By Ben Olson
More than 1,600 books across 32 states were banned during the 2021-2022 school year. In Idaho, 26 titles were banned across three school districts, underscoring a trend spearheaded largely by right-wing religious groups pushing for censorship of books that feature LGBTQ+ characters, as well as sexual and racial situations they deem inappropriate for children.
In an attempt to shed light on this development, I have pledged to read all 26 books banned last year in Idaho and share with our readers what they are all about, why they were likely banned and what we are missing by promoting censorship of the written word.
American novelist Jonathan Safran Foer is perhaps best known for his debut novel Everything is Illuminated, released in 2002, but is slowly gaining more recognition for Extremely Loud & Incredibly Close after it has been recognized as one of the most banned books in America during the last decade.
Safran Foer was born into a Jewish family in Washington, D.C. and was a self-described “flamboyant” and “sensitive” child who said he suffered, “something like a nervous breakdown” after a chemical accident in his classroom at the age of 8. As a result, Safran Foer always felt like he wanted to be “outside his own skin.”
Safran Foer took an introductory writing course with Joyce Carol Oates, who took an interest in his writing.
“My life really changed after that,” he said later.
After graduating from Princeton in 1999, Safran Foer briefly attended medical school before dropping out to pursue his writing career full time.

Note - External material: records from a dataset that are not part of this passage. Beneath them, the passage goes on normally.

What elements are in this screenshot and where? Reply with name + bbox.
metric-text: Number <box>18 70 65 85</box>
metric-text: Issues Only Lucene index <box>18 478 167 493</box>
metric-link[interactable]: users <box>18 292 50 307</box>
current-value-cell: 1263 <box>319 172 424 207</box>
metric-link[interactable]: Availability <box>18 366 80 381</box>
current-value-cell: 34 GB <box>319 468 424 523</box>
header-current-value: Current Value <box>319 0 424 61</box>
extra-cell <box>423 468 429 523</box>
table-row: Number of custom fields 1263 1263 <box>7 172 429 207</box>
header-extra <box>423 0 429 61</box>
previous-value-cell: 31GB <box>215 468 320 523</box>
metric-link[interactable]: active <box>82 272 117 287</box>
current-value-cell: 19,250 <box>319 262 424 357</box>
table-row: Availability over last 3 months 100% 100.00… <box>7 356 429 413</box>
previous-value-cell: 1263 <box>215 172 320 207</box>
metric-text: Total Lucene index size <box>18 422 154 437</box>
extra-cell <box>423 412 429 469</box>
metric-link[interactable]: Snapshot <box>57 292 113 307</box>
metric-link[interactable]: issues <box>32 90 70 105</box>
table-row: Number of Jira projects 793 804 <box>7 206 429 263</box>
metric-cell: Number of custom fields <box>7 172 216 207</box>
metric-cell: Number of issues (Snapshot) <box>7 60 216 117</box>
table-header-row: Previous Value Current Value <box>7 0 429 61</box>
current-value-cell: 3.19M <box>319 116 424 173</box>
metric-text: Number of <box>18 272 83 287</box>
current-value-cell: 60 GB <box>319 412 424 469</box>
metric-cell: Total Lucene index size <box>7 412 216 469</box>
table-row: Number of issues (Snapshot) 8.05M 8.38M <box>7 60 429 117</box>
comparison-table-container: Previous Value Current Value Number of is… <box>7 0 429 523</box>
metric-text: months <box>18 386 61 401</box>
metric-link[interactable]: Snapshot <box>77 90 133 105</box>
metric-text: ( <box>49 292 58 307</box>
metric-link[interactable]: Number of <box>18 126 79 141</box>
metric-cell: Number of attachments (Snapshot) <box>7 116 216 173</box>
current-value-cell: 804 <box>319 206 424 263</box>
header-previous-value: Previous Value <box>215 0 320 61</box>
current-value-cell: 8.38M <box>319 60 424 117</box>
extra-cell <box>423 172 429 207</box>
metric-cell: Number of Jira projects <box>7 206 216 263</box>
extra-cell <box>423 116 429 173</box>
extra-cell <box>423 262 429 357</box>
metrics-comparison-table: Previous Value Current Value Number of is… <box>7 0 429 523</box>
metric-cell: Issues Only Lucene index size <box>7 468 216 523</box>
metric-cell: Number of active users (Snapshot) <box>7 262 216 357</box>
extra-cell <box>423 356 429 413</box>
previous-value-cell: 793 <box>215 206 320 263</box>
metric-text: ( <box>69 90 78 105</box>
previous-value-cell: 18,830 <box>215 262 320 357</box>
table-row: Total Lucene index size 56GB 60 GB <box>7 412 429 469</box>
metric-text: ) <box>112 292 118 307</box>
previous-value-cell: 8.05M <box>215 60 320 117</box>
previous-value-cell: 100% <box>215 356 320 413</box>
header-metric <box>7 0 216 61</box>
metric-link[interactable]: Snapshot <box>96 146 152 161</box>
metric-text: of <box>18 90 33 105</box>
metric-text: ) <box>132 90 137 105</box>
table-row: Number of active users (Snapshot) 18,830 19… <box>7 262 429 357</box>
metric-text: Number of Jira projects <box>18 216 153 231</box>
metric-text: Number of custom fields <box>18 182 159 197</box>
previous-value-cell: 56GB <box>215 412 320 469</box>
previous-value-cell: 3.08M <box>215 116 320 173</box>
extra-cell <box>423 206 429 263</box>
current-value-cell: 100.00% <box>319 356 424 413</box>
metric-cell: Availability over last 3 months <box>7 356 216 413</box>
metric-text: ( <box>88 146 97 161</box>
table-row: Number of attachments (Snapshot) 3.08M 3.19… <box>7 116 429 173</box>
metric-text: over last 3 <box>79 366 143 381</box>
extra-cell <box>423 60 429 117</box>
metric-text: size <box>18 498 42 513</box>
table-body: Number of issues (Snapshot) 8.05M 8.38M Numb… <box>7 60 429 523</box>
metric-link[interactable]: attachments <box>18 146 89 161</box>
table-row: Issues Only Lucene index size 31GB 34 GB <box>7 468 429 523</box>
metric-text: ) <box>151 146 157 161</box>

To date, he has published four novels and three works of nonfiction.
Extremely Loud & Incredibly Close is Safran Foer’s second novel, using the events of the 9/11 terrorist attack as the backdrop for the story. The protagonist is 8-year-old Oskar Schell, who learns how to deal with the death of his father in the attack on the World Trade Center.
The novel follows multiple interconnected storylines, and is filled with odd additions that give it a surreal format both lauded and panned by critics.
Oskar’s dad owned a jewelry store and had a meeting at the World Trade Center the morning of Sept. 11, 2001. He subsequently died in the attacks, though his body was never recovered, and the book centers around Oskar’s peculiar way of dealing with his sudden grief.
While Oskar is extremely intelligent, he’s also clearly on the autistic spectrum and doesn’t process things like everyone else. His dad left a series of messages on the answering machine prior to the towers falling, adding guilt to Oskar’s grief because he didn’t pick up the final call right before the towers came down.
While rummaging through his dad’s things, Oskar comes across an envelope in his dad’s closet with a key inside of it. In an effort to feel close to his father again, Oskar embarks on a journey with the key, attempting to find the lock it fits.
Alongside Oskar’s story is a dual narrative about his grandparents, who tell their own tale through a series of letters sprinkled throughout the novel.
The dual storylines are at times brilliant, but can also be confusing and, dare I say, pretentious. What’s most powerful about this novel is the ability for Oskar to say and do whatever is on his mind without a filter, culminating in sections that are heartbreaking, hilarious, insightful and downright gut-wrenching at times.
Why it was banned
Extremely Loud & Incredibly Close has been banned in multiple school districts across America for most of its time in print. Reasons vary, but the consensus largely centers around several passages in the book that were “extremely vulgar detailing sexual acts.” Other reasons found online at several banned book sites are for the inclusion of “profanity, sex and descriptions of violence.”
To be honest, it was very difficult finding specific passages in the book which supported claims of “extremely vulgar” language and “sexual acts.” There is a scene where Oskar’s grandfather spoke about his experience with a prostitute. In another scene, Oskar referred to seeing a picture of “an African-American woman’s VJ,” meaning her genitalia. In another section, he refers to looking at Playboy magazines with his friends.
Oskar uses colorful language at times, but it seems to fall well short of “vulgar,” unless being read by someone who hasn’t interacted with another human being before.
One element that I picked up on, though, was Oskar referring to himself as an atheist, which might have offended the religious guardians of free thought that seem to dictate what’s appropriate for children to read in schools nowadays.
I was left scratching my head after reading this novel, unsure of why it has such a notorious reputation as a repeatedly banned book.
There are books I’ve read which I would acknowledge aren’t suitable for children. Extremely Loud & Incredibly Close isn’t one of them. It’s a smart, quirky novel with a few risque sections and a spirited vocabulary from the 8-year-old protagonist, but other than that, there is no reason this book should be banned from schools.
The National Coalition Against Censorship might have put it best when responding to those who believed Extremely Loud & Incredibly Close should be banned: “Removing a book with recognized literary and pedagogical merit simply because a few parents disapprove of it not only disserves the educational interests of students but also raises serious constitutional concerns.”